Manhattan Borough President Mark Levine urged the MTA Tuesday to reopen its public bathrooms.
The BP joined a rally on the steps of City Hall on June 28 in which he advocated for more public bathrooms to open up around the city. During the conference, Levine told amNewYork Metro that he believes the MTA should restore public bathrooms for commuters. With bathrooms in over 76 subway stations closed, riders are forced to exit the mass transit system to find a “place to go.”
“Personally, I strongly believe the MTA needs to reopen the bathrooms in its system. There are over 70. They were closed under the pretense of the pandemic. I’m not sure whether that was ever justified. But at this point, there’s no justification. We need those bathrooms opened throughout the system,” Levine told amNewYork Metro.
This comes as Mayor Eric Adams and others campaign for New Yorkers to ditch remote and hybrid work and return full time to offices in hope of kickstarting the city financially. Yet with droves of people expected to return to the subway system, they are still in 2022 left without a place to heed the call of nature during their ride.
“That certainly is part of the solution here,” Levine added.
But the MTA rejects that notion. According to an MTA spokesperson, the transit system is concentrating on keeping platforms clean while also citing safety concerns as reasons to keep the restrooms padlocked for now.
“The MTA prioritizes cleaning of station platforms and train cars used by millions of New Yorkers and will not compromise the safety of its riders and staff by opening public bathrooms at a time when resources are not available to also provide bathrooms with necessary cleaning and security,” MTA Spokesperson Dave Steckel said.

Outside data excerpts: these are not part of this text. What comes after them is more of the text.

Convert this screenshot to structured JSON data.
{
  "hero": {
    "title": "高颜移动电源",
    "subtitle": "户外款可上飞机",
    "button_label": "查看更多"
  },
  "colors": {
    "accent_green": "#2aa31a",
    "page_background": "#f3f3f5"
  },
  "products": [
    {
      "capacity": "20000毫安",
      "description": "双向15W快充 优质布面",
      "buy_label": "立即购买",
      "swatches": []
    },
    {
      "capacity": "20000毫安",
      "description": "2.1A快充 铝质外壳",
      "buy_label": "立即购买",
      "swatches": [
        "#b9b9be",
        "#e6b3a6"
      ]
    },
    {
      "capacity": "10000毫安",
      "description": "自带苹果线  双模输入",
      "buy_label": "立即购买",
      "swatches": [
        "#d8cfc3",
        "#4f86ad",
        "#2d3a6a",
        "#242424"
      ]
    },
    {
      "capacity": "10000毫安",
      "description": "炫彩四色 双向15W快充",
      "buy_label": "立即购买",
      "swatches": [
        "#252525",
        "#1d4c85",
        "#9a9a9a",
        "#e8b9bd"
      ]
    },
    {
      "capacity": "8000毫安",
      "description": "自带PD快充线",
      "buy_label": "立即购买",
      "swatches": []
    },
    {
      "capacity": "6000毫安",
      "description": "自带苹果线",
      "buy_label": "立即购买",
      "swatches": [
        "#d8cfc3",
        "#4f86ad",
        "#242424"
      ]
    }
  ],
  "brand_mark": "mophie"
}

Since January, MTA Chair and CEO Janno Lieber has shut the lid on this debate, emphasizing that reopening subway restrooms are not a priority at this time. All cleaning crews have been diverted since the pandemic to daily disinfecting of subway cars.
The Union Square subway station is one of many sites where bathrooms remained shuttered, and Rayquan Drew disagrees with this decision. He believes that the MTA should have the resources to instill safety and cleanliness.

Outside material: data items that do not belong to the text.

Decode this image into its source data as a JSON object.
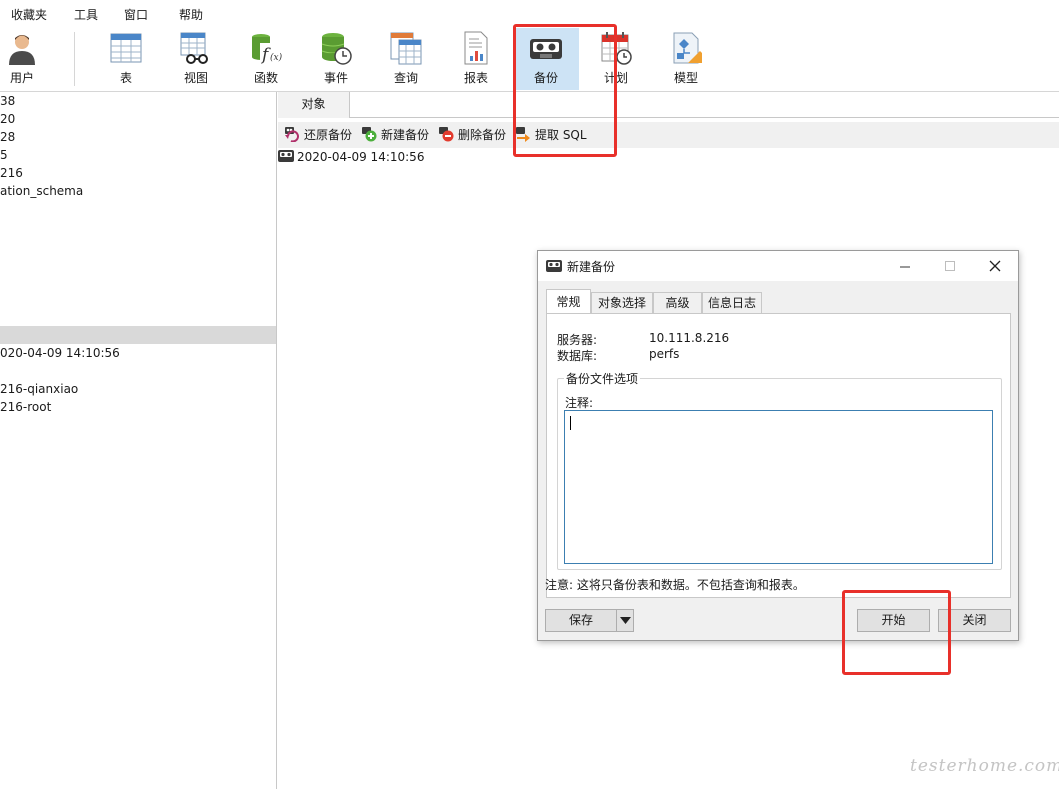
{
  "menu": [
    "收藏夹",
    "工具",
    "窗口",
    "帮助"
  ],
  "toolbar": {
    "items": [
      {
        "label": "用户",
        "icon": "user-icon"
      },
      {
        "label": "表",
        "icon": "table-icon"
      },
      {
        "label": "视图",
        "icon": "view-icon"
      },
      {
        "label": "函数",
        "icon": "function-icon"
      },
      {
        "label": "事件",
        "icon": "event-icon"
      },
      {
        "label": "查询",
        "icon": "query-icon"
      },
      {
        "label": "报表",
        "icon": "report-icon"
      },
      {
        "label": "备份",
        "icon": "backup-icon",
        "active": true
      },
      {
        "label": "计划",
        "icon": "schedule-icon"
      },
      {
        "label": "模型",
        "icon": "model-icon"
      }
    ]
  },
  "tree": {
    "items": [
      "38",
      "20",
      "28",
      "5",
      "216",
      "ation_schema",
      "020-04-09 14:10:56",
      "216-qianxiao",
      "216-root"
    ]
  },
  "content": {
    "tab_label": "对象",
    "actions": [
      {
        "label": "还原备份",
        "icon": "restore-icon"
      },
      {
        "label": "新建备份",
        "icon": "new-backup-icon"
      },
      {
        "label": "删除备份",
        "icon": "delete-backup-icon"
      },
      {
        "label": "提取 SQL",
        "icon": "extract-sql-icon"
      }
    ],
    "backup_file": "2020-04-09 14:10:56"
  },
  "dialog": {
    "title": "新建备份",
    "tabs": [
      "常规",
      "对象选择",
      "高级",
      "信息日志"
    ],
    "active_tab": "常规",
    "server_label": "服务器:",
    "server_value": "10.111.8.216",
    "database_label": "数据库:",
    "database_value": "perfs",
    "group_title": "备份文件选项",
    "comment_label": "注释:",
    "comment_value": "",
    "note": "注意: 这将只备份表和数据。不包括查询和报表。",
    "save_label": "保存",
    "start_label": "开始",
    "close_label": "关闭"
  },
  "watermark": "testerhome.com",
  "colors": {
    "highlight": "#e8302a",
    "active_tab_bg": "#cde3f5",
    "input_border": "#3c7fb1"
  }
}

“They have to have somebody monitoring it. Unfortunately, you have a lot of people due to the pandemic that’s living on the streets, living in the train [who are going to use the bathroom.] So, if you have somebody monitoring it, you could leave it open. I just don’t want that place dirty,” Drew said.
Jonathan, a frequent subway rider traversing through Union Square recalls how the restrooms in the subway system were never clean to begin with, and with COVID-19 still lingering that cleanliness is paramount.

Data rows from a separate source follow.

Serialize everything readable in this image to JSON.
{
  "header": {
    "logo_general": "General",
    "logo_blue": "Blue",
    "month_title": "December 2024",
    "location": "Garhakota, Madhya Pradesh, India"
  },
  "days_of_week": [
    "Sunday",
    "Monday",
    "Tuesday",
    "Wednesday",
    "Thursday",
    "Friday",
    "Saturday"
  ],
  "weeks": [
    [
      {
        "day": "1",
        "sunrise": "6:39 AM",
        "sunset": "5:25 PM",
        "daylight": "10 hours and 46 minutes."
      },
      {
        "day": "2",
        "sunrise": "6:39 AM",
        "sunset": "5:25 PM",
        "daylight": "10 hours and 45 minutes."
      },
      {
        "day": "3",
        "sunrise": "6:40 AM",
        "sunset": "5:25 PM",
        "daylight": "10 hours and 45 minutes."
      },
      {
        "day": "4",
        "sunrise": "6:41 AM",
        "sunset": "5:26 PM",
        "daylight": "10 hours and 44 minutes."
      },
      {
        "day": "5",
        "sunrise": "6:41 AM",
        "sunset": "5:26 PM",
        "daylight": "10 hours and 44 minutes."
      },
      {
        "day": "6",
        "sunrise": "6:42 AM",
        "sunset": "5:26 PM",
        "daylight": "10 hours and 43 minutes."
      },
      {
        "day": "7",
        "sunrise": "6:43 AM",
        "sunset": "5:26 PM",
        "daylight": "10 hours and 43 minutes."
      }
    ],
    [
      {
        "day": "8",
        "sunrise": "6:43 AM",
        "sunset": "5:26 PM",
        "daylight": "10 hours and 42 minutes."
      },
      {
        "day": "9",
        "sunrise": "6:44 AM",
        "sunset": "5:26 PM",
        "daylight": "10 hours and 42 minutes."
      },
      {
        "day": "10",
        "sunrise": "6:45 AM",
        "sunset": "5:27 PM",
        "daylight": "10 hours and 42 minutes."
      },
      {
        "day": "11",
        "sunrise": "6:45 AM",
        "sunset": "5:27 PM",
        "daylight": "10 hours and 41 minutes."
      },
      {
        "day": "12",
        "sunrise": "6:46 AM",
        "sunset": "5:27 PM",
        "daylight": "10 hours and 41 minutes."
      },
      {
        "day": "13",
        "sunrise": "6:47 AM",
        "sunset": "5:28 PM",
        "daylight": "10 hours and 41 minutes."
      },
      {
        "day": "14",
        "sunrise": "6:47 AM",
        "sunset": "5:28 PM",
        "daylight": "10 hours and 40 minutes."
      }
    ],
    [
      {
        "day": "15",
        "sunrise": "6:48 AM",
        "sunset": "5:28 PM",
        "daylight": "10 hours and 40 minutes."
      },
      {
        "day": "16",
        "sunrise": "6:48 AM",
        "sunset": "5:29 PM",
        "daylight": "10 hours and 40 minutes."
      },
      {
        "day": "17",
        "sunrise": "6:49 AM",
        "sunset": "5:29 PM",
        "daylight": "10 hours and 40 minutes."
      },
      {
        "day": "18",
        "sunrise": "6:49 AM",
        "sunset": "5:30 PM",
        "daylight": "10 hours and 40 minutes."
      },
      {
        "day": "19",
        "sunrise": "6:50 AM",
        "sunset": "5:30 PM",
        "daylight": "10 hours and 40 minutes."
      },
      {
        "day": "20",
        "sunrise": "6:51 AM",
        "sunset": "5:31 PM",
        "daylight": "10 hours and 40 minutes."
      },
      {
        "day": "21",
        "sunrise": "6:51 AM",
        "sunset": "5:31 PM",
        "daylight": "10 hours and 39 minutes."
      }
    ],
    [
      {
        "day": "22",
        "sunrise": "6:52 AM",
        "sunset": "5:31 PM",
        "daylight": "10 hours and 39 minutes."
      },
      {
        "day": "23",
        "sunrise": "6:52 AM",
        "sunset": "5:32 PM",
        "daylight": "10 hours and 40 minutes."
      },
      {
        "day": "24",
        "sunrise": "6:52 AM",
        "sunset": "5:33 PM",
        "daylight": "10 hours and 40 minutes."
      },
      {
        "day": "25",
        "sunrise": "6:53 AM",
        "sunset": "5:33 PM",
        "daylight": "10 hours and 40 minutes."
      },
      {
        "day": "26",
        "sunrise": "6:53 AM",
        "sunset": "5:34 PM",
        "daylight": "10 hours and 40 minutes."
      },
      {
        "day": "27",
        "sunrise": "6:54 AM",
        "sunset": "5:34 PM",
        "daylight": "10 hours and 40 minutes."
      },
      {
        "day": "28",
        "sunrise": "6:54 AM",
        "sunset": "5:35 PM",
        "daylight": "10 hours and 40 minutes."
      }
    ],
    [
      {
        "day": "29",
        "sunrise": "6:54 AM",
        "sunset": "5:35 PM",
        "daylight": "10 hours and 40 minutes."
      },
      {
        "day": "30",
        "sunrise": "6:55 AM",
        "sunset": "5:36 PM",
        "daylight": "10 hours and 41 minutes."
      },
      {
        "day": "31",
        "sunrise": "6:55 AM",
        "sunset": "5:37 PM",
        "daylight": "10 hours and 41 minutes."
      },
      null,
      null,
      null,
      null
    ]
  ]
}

“The bathrooms are never washed, never cleaned, and there are always homeless people sleeping in there,” Jonathan said. “If they open it up, they should clean it like three times a day.”
Jay Ramos thinks now is the right time to reinstate subway restrooms, especially since above ground there are limited options due to shuttered public restrooms and storefronts require patronage before utilizing their facilities.
“I feel it’s time to open it right back up because anywhere is dangerous and at the end of the day we need somewhere to use the bathroom. You never know when someone has to go. It’s better to have a bathroom,” Ramos said.